Are you confident that your method of decellularization and recellularization is going to be what works? Or do you think other methods might get there first?

It depends on the organ. Let’s shift gears to look at the liver. You can lose most of your liver, and as long as you have some minimal amount, you can still get function. So it’s conceivable to take a home grown piece of liver and then implant it next to the remnant of a liver, and hopefully it will take and grow. It’s hard to conceive of something like that for the heart or lung. If you’re able to just grow one lobe of the lung and implant that next to the resident lung, that new lung may mature in the body farther than we could get it to mature in laboratory, and then start functioning.

There is a lot of pseudoscience out there about stem cells, and I want to make sure I’m very clear about what is NOT possible in that area. Could you talk about that?

It’s called stem cell medical tourism. Unfortunately, you can go on internet and type in “stem cells,” and you get large numbers of “clinics” out there offering to inject you with stem cells to “cure” everything from Parkinson’s disease to baldness. It’s all snake oil. These are unproven therapies. [And they could be dangerous]. There is no approved cell-based therapy in the United States, apart from things like bone marrow transplantation for leukemias and lymphomas. It’s something you find on the internet, and it’s taking advantage of desperate people. The FDA has begun to crack down on this and enforce action against clinics offering this bogus therapy. The Justice Department has also been getting involved. This is all a drop in the bucket because a lot of these stem cell clinics have a lot of money and legal fire power behind them. To take them on is a daunting task. It’s like a hydra. You cut off one head and seven more heads grow back in. It’s been a difficult task.

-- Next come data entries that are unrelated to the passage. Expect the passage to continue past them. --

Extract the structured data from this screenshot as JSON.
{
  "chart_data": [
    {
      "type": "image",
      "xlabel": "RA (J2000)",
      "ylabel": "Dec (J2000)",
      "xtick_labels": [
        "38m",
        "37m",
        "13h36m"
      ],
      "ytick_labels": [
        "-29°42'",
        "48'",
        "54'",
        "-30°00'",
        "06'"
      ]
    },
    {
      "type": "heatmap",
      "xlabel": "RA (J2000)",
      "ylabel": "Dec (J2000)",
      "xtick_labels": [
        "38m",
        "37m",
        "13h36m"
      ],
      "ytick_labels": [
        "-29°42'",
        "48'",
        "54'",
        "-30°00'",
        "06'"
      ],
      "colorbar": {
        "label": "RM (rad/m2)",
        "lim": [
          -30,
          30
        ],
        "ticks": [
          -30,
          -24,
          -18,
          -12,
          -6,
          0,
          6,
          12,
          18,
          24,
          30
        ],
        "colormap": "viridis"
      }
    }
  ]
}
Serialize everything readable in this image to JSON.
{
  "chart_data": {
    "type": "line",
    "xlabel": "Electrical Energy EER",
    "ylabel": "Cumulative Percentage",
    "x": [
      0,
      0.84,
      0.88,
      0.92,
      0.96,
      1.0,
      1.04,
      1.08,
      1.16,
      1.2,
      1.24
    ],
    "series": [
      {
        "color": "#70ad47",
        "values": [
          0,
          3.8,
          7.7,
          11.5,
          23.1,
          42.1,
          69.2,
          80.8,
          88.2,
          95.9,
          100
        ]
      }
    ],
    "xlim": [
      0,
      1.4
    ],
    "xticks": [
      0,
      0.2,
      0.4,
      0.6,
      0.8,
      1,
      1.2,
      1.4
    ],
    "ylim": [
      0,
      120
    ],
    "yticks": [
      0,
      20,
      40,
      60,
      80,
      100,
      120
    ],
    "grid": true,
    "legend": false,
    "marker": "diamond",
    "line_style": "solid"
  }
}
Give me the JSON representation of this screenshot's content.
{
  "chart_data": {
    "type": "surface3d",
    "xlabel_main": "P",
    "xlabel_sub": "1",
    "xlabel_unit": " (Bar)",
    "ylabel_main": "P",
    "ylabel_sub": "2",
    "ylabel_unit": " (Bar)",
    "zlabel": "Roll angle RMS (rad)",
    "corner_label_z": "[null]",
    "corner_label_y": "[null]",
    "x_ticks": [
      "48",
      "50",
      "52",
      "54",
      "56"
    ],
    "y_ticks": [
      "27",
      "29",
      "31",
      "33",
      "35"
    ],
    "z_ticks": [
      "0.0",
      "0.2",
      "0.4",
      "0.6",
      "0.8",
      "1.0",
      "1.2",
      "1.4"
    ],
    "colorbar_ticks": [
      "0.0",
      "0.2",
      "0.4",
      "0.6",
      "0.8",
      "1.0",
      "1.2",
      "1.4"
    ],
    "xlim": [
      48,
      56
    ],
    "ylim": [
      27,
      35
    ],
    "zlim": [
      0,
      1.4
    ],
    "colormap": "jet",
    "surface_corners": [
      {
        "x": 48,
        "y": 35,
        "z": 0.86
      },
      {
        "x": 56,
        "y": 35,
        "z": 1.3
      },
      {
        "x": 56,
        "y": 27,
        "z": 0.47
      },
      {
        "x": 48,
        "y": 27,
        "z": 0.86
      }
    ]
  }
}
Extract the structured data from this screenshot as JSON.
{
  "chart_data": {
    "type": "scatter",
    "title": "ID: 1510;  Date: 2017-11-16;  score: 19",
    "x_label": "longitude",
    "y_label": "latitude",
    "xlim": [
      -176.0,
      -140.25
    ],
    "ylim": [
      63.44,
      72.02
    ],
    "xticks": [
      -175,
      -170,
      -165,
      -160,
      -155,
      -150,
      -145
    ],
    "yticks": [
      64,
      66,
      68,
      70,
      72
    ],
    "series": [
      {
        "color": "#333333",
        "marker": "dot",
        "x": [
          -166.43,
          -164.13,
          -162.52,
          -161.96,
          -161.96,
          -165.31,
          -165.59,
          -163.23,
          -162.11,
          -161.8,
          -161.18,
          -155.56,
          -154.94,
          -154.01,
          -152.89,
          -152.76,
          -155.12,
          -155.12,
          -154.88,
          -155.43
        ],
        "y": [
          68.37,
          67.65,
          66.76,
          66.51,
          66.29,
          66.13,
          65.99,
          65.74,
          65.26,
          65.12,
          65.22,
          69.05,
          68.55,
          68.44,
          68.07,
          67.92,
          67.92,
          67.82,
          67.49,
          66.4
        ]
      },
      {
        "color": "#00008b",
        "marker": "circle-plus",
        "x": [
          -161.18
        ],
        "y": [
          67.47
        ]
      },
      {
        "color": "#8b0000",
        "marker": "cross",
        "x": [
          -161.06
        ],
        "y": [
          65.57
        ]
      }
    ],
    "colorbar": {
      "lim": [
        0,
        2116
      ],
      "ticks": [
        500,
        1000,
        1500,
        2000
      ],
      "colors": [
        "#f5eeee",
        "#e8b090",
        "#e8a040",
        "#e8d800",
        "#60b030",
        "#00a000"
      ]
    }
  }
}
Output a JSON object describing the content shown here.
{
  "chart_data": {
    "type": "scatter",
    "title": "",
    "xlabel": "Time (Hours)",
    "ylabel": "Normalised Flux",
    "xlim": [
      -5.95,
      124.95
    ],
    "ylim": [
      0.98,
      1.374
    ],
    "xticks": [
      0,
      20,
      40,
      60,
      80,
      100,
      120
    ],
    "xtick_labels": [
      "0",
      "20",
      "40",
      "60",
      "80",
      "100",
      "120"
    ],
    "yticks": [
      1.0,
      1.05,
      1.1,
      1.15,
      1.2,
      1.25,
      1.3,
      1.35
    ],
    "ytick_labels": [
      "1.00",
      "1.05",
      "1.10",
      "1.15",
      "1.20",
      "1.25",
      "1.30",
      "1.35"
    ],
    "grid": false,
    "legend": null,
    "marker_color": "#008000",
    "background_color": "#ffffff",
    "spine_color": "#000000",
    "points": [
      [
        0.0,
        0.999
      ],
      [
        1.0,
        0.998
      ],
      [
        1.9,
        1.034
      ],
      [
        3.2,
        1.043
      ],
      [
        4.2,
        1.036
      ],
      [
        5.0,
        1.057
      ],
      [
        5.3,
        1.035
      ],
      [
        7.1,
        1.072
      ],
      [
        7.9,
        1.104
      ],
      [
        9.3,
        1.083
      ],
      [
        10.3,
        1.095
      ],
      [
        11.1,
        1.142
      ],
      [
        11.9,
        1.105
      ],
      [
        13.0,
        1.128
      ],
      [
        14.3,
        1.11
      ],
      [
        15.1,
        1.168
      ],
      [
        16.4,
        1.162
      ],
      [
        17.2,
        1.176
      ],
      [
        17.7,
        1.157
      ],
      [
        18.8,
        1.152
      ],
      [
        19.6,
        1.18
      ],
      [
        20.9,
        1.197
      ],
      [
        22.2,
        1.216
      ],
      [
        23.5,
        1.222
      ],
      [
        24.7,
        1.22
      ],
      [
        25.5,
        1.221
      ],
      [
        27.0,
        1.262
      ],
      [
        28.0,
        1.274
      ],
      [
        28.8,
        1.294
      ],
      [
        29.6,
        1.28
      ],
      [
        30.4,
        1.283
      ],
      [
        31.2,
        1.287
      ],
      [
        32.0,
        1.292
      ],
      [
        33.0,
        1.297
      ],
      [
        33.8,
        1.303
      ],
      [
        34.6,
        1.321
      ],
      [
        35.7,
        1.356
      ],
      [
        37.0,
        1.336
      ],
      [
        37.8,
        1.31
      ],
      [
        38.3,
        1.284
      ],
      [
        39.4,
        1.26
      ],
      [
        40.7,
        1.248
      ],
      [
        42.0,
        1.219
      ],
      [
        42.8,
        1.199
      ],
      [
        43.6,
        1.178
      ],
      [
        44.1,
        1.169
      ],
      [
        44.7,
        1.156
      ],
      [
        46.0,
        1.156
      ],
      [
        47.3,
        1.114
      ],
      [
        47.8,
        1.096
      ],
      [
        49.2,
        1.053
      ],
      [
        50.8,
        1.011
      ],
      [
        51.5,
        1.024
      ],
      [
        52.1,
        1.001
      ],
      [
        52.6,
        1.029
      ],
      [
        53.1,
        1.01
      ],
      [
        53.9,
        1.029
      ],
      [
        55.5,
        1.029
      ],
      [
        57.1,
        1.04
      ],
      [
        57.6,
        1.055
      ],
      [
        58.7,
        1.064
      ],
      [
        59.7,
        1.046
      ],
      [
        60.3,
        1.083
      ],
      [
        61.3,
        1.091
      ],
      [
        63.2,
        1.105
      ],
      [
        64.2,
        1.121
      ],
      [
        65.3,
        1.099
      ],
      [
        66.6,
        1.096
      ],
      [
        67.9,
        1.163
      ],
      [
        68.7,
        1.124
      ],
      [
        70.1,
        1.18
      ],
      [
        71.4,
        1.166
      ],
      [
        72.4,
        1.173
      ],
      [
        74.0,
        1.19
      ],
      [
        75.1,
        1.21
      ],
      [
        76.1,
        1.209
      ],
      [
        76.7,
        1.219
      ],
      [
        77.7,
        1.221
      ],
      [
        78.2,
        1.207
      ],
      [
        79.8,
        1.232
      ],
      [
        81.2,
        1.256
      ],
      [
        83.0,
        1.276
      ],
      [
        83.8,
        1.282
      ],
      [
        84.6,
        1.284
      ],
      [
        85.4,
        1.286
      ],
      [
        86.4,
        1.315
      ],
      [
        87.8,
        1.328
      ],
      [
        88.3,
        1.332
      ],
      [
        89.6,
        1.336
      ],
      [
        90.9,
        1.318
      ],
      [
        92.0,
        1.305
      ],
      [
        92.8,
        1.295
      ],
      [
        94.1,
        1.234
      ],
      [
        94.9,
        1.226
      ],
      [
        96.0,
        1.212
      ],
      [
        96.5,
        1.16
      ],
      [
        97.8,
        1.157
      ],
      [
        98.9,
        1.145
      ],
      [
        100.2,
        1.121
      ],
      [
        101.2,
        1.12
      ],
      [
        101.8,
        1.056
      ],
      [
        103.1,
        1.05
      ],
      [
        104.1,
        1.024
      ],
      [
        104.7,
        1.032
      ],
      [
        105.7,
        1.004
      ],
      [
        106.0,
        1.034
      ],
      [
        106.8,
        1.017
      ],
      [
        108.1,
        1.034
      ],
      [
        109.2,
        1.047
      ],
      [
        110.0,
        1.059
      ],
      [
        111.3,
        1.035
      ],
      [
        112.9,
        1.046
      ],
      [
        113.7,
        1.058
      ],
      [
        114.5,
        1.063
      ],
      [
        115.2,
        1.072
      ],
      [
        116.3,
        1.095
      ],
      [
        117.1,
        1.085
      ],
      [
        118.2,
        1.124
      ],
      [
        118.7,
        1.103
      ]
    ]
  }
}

Where can people find fact-based information on stem cell therapies?

The International Society for Stem Cell Research (ISSCR) and the International Society for Cell and Gene Therapies (ISCT). I’m the key scientific officer for the ISCT. We have a task force that is trying to combat stem cell medical tourism. Recently, Google announced that they’re no longer going to allow advertisements from the stem cell medical tourism industry.  

But it is possible that someday, you could use these cells to allow organs to repair themselves or to grow new pieces of organs?

We all hope so! Right now, it’s still heavily in the research phase.

Would you want to live in a future where people endlessly repair their bodies?

That gets into a philosophical question that I can’t really give you any profound insight into. The target for us is not longevity. It’s to cure disease and give people a better quality of life.